Popularity of voice bot frameworks using Natural Language Processing (NLP) and Artificial Intelligence (AI) is on the rise today. Even blockchain can’t compete with Alexa and Google Home anymore, in terms of the attention they are getting. They are in the
press, on the radio and TV shows, basically everywhere. Techies and corporate executives, a while ago, quickly and rightfully recognized the potential that voice based user interaction can offer and have innovation teams in place, actively exploring and experimenting
with the underlying technologies.
For example, TD Bank was the one of the very early adopters and released its Alexa skill back in November 2017, offering set of information mainly voice capabilities, like
- locating a branch and/or ATM
- obtaining an FX rate and/or stock quote
- choosing the credit card and/or bank account type which best suits customer’s needs and preferences.
Beyond these informational brochure-ware type skills, next innovation frontier could be in the field of sophisticated call centar automation and voice enabled banking services using voice assistants from the comfort of customers’ homes.
High Level Architecture
The Amazon’s Alexa, Google’s Google Home, Microsoft’s Cortana and Apple’s Home Pod are the best-known NLP voice assistant devices today.

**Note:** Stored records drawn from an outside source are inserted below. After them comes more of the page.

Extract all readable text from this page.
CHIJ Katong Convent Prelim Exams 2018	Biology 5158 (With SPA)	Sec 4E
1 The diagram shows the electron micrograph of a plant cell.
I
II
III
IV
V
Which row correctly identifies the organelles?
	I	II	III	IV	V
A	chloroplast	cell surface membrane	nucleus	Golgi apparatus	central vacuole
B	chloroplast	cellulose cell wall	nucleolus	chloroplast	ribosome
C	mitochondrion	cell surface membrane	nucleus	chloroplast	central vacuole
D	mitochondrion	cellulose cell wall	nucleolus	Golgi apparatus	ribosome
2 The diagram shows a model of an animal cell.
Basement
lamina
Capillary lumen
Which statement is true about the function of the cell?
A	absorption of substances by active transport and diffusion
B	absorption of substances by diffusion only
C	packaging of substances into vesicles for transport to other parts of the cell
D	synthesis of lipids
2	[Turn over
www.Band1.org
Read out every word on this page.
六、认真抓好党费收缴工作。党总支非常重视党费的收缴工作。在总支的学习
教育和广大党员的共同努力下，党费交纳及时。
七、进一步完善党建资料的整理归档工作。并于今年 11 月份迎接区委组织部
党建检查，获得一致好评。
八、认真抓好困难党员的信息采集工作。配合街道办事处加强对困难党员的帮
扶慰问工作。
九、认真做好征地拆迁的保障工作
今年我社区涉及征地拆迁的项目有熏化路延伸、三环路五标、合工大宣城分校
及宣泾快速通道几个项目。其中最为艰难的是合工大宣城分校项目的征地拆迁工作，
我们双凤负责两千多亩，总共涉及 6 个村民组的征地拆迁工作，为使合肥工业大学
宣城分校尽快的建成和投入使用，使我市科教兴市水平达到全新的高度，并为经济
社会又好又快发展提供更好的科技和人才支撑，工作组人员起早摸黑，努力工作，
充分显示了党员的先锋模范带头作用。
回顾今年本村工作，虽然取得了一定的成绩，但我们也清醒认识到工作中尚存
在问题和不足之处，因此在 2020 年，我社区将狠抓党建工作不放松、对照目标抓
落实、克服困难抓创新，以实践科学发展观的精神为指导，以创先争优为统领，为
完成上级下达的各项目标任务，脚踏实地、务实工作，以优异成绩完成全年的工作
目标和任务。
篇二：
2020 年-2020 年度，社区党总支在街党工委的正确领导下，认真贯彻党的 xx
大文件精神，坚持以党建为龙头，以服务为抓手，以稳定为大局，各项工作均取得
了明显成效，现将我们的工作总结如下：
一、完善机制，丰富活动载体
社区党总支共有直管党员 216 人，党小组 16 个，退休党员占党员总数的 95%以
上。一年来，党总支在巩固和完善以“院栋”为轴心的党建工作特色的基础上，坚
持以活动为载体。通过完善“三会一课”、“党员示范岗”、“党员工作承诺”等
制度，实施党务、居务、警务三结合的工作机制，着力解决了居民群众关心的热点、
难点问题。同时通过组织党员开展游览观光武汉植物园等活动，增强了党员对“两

They all follow fairly similar basic architectures, as shown on the picture below, with:
- ‘smart’ speaker device, which is just a ‘dummy’ hardware interface to the end user, with set of microphones and a speaker, for capturing audio commands and playing back the audio responses to the user
- Proprietary AI / NLP service layer, provided by the voice assistant device vendor (Amazon, Google, Microsoft or Apple), which: (a) receives the unstructured audio command files from the smart speaker (b) uses
built-in proprietary AI / NLP capability to interpret the audio and constructs the structured text utterance (c) automatically prompts the user for required missing info in the utterance, like pre-defined ‘slot’ (i.e. variables) values (d) attempts
to match the constructed and completed utterance to a pre-defined ‘intent’ or ‘action’ handler (e) engages the ‘skill’/’action’ handler with structured JSON commands and handles the JSON responses
- ‘Skill’ / ‘Actions’ / ‘Intents’ fulfillment service layer, either built-in or provided by the 3rd party developers, which is invoked by the NLP service layer with JSON command as a payload and which provides JSON responses back to the NLP
Figure 1 - Generic Smart Speaker Framework Architecture
The Challenges Slowing Down Serious Innovation
Although all the mainstream voice bot frameworks look similar at the architectural level (described above), they are also fairly different, in terms of their basic features, like:
- how ‘skill’ developers must organize and deploy their ‘intent’ or ‘action’ handler code
- what set of tools for voice conversation design, development and testing is available
- how utterances for voice command activation should be syntactically defined and organized
- what is the level of NLP sophistication and flexibility, i.e. ability to tolerate and handle slight variations from pre-defined utterance constructs
- what is the level of conversational automation in how they handle ‘slots’ (i.e. ‘variables’) in utterances
- what is the device’s ‘machine learning’ ability, i.e. ability of the framework to self-evolve its utterance handling sophistication level, after skill deployment, without need for developers’ constant and tedious manual utterance updates
- what are the specific JSON command/response message formats
These platform differences significantly impede and limit ability of corporate innovators to offer voice bot skills which could potentially run on any device. Today, if corporation wants to enable voice interaction to as many of their customers, which may
be using variety of smart speakers, ‘skill’ developers have to plan or separate development projects (or teams) to develop/port/test identical skills on specific devices that need to be supported. Alternative is to bet on one device and ignore the others.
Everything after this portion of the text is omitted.